Especialmente significativo, e de interesse imediato no tira-teima com Washington e a Otan, é o acordo para construção de um gasoduto e fornecimento de gás russo para a China por 30 anos. Trata-se de resposta prévia à imposição de sanções americanas como represália ao Kremlin, no âmbito da crise na Ucrânia. A Rússia tem na Alemanha um dos principais clientes no comércio de energia, um negócio que inclui o recém-concluído gasoduto Nordstream 2, projeto de 10 bilhões de euros bancado em boa parte por capital alemão.
Paciência milenar
Da perspectiva chinesa, o deslocamento na direção de Moscou assinala uma nova etapa no longo processo de recomposição daquele que por muitos séculos se viu como o "império do meio". Nascido em 1949, como a Otan, o regime comunista chinês ensaiou uma aliança "natural" com a URSS, nos primeiros anos, mas as relações esbarraram nas desconfianças — essas sim naturais, sem aspas — entre dois países continentais. Na entrada dos anos 1970, em pleno caos da Revolução Cultural, Mao Tsé-tung recebeu Richard Nixon em Pequim.

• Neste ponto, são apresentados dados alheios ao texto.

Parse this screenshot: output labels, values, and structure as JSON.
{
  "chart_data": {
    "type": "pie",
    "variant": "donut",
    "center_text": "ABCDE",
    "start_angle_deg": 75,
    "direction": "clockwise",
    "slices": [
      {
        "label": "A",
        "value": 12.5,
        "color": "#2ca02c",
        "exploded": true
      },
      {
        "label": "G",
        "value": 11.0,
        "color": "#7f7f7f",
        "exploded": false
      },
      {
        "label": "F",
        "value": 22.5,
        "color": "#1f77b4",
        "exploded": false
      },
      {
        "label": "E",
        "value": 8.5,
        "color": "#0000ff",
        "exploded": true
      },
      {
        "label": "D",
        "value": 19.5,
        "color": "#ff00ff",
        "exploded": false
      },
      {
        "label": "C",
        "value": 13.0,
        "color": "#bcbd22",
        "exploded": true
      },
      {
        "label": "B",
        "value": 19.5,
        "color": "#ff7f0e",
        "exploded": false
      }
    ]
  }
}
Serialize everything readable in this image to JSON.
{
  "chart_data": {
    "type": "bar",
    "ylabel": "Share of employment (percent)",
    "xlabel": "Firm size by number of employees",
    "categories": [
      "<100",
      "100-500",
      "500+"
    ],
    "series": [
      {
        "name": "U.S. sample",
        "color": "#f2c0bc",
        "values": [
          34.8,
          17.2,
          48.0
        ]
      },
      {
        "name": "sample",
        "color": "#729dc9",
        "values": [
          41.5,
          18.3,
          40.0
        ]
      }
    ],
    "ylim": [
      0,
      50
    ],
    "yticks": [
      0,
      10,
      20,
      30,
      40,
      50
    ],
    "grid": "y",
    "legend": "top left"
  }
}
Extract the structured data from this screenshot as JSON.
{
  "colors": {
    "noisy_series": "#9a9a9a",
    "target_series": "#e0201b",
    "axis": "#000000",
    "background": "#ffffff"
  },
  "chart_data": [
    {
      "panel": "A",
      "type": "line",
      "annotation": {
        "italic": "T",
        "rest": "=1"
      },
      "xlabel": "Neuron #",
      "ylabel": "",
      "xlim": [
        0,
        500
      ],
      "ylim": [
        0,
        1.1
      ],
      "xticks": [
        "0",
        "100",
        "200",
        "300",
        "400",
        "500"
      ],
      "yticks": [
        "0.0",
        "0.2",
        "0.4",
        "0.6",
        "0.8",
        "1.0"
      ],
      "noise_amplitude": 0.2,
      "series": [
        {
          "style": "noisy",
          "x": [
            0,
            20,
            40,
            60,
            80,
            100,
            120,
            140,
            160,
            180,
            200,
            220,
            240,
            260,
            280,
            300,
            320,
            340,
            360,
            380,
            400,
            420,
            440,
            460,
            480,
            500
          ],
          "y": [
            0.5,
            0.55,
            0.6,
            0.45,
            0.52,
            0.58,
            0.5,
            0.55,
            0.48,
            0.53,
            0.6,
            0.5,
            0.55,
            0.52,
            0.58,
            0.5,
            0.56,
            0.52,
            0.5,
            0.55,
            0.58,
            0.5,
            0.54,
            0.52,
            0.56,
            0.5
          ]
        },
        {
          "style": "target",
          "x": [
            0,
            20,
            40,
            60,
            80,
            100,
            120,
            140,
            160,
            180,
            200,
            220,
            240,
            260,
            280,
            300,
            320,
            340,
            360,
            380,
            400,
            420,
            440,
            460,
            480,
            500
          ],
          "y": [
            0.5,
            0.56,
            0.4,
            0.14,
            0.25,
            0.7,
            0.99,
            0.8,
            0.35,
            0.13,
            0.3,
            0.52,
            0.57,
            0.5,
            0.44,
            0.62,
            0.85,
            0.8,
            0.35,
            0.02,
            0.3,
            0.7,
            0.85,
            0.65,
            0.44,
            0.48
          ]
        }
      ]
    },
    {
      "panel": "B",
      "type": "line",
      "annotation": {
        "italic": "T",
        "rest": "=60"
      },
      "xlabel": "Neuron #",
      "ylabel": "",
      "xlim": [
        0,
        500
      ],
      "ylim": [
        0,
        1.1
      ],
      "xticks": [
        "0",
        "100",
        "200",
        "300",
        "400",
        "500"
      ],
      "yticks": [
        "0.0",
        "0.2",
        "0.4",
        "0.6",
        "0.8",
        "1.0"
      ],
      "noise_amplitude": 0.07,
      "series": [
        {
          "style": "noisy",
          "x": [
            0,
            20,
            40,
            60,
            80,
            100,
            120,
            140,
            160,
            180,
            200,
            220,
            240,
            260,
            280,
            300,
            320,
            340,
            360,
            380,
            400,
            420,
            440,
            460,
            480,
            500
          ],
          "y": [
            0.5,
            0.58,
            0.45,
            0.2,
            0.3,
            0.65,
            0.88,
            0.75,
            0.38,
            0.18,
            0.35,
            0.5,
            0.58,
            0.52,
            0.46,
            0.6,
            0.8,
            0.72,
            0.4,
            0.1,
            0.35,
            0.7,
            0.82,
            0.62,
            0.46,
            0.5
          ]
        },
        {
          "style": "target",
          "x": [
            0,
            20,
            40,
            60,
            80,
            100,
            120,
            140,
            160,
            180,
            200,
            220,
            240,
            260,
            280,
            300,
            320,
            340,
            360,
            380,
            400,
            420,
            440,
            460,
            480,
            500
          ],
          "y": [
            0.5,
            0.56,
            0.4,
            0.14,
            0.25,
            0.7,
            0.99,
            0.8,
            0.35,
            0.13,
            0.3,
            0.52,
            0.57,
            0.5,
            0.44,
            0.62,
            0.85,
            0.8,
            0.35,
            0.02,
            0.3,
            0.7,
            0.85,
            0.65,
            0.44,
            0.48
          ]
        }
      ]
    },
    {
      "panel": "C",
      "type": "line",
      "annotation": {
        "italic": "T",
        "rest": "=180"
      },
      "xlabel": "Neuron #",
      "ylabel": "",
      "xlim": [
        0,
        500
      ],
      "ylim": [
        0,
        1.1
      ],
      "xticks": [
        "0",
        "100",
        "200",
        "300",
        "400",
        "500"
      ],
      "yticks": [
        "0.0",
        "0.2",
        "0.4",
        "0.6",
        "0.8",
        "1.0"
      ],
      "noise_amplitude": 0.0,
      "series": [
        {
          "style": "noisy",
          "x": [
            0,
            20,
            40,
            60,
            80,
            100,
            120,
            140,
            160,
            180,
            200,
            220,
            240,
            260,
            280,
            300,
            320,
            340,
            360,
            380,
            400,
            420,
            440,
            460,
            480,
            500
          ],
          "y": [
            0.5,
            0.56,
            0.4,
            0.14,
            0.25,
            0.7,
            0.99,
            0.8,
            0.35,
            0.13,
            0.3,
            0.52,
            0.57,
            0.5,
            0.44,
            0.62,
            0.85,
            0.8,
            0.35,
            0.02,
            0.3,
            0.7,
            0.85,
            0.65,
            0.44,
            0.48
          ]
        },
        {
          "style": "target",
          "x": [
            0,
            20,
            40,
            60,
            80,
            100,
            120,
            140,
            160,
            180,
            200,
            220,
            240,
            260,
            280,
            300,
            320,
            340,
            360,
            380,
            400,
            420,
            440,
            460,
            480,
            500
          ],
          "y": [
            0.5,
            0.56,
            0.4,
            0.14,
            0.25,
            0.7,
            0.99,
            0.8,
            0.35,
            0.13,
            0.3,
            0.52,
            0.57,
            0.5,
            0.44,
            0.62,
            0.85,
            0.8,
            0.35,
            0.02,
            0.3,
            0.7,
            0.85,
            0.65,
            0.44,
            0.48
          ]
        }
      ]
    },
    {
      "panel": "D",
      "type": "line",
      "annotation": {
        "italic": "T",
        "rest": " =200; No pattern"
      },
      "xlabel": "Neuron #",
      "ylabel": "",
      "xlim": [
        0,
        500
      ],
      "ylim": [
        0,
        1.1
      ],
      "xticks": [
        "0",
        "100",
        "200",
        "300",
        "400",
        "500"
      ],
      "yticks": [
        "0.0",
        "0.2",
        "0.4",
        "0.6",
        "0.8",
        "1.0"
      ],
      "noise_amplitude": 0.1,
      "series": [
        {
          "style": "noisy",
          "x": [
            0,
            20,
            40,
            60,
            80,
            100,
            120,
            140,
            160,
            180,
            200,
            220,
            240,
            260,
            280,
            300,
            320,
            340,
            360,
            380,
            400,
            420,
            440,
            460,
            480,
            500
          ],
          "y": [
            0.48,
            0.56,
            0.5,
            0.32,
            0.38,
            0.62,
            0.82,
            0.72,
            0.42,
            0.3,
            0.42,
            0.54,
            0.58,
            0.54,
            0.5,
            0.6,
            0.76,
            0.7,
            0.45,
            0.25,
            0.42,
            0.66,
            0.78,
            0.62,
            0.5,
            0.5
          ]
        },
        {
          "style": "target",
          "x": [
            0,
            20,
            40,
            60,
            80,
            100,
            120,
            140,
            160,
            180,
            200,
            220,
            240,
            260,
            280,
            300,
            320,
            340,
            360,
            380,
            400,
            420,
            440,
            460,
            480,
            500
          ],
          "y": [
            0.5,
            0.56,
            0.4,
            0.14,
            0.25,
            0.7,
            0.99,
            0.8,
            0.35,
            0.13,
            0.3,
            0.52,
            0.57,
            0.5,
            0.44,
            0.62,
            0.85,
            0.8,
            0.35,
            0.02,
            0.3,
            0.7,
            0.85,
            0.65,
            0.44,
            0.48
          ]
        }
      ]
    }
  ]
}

O caminho trilhado pelo "Grande Timoneiro", comparável na diplomacia à Longa Marcha da guerra civil, nos anos 1930, foi concluído pelo sucessor, Deng Xiaoping. Na década de 1980, a China formou com os EUA um par constante em questões como os conflitos armados regionais em que a Casa Branca e o Kremlin se enfrentavam "por procuração". Paralelamente, a abertura econômica ao capital estrangeiro fez dos dólares americanos a fonte principal de financiamento para as reformas que fizeram da China uma locomotiva global.
Depois de humilhado pelo Reino Unido e invadido pelo Japão, o velho império vislumbra um tempo no qual entra definitivamente para o centro do equilíbrio mundial.
Mão na cumbuca
Para a diplomacia brasileira, as ondas de choque dessa geopolítica triangular começam a se fazer sentir na agenda do Conselho de Segurança da ONU, onde o país ocupa uma cadeira não permanente desde o início do ano. Nessa condição, Jair Bolsonaro já escuta cobranças de Washington para que adote uma "posição firme" sobre a Ucrânia na visita planejada para este mês à Rússia.
O presidente deve desembarcar em Moscou na outra segunda-feira e tem encontro marcado com Vladimir Putin. Parece pouco provável que as tensões com a Otan tenham lugar de destaque na pauta, mas serão tema incontornável com a imprensa. Justamente por ter de tomar posições sobre o imbróglio no Conselho, qualquer palavra em falso diante dos microfones, em Moscou, traz o risco de desagradar a um dos dois lados — ou a ambos.
Na comparação feita por um diplomata europeu familiarizado há anos com a política externa brasileira, Bolsonaro pode encontrar conselho no ditado segundo o qual "macaco velho não põe a mão na cumbuca".